Accepted Paper:

Exhibiting echoes, shreds and shadows  

Author:

Yann Laville (Musée d'ethnographie de Neuchâtel)

Paper short abstract:

This paper presents how the Ethnographic museum of Neuchatel deals with conceptual topics, research and innovative scenography without overlooking its more "classic" collections

Paper long abstract:

Since the 1980s, the Ethnographic museum of Neuchâtel (Switzerland) has grown famous for developing exhibitions on contemporary, transcultural and often conceptual issues.

In all these cases, connections with scholars and researchers from outside of the museum have been particularly important and fruitful. In all these cases, topics have led to question standard museum collections and to develop new acquisition policies aiming at documenting the present time. In all these cases, specific, theatrical displays have been invented in order to serve the content, to make the visit more thrilling and to escape the mere logic of contemplation (windows, hangings).

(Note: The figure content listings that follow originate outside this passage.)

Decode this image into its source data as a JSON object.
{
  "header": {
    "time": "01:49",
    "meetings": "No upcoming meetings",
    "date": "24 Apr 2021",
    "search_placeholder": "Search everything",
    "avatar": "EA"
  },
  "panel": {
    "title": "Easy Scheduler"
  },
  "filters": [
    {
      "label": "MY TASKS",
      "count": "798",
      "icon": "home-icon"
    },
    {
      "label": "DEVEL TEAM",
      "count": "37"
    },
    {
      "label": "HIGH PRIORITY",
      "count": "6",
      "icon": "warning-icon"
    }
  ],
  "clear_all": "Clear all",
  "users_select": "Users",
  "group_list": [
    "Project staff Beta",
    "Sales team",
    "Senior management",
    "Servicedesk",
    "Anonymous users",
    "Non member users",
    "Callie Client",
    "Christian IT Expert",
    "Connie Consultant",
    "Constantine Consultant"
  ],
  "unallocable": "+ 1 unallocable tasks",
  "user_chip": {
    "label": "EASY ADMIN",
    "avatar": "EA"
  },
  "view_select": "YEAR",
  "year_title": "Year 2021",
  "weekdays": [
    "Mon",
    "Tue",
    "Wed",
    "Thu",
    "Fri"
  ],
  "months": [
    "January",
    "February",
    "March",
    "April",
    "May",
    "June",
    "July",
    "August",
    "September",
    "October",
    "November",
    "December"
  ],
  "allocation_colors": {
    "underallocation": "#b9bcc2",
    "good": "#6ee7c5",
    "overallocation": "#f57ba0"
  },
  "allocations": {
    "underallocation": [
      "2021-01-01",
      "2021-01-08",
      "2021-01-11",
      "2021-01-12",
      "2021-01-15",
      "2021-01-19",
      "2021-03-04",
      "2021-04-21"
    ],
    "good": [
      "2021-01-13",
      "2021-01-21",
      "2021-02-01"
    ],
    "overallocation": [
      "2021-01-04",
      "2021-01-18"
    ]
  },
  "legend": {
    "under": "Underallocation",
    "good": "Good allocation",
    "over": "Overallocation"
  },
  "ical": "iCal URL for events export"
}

It must however be stressed that the classic, ethnographic part of the collections was never forgotten along the way. It has been constantly reexamined, reinterpreted and mobilized in accordance with the new projects. To a large extent, knowledge about ancient objects has helped to shape, validate, broaden or put in perspective thinking about present issues.

In this paper, I will present some examples of this dialectical process in relationship to recent exhibition projects. I will notably focus on our threefold project on Intangible cultural heritage which tackled the issue though the metaphors of echoes, shreds and shadows.

This trilogy is particularly relevant in this panel as it belonged to national research project.

If time allows me, I will also say a few words on our latest project L'impermanence des choses (the impermanence of all things) which questions the very notion of a "permanent" exhibition and shows how ancient objects may be involved in a constant process of reinterpretation and questioning.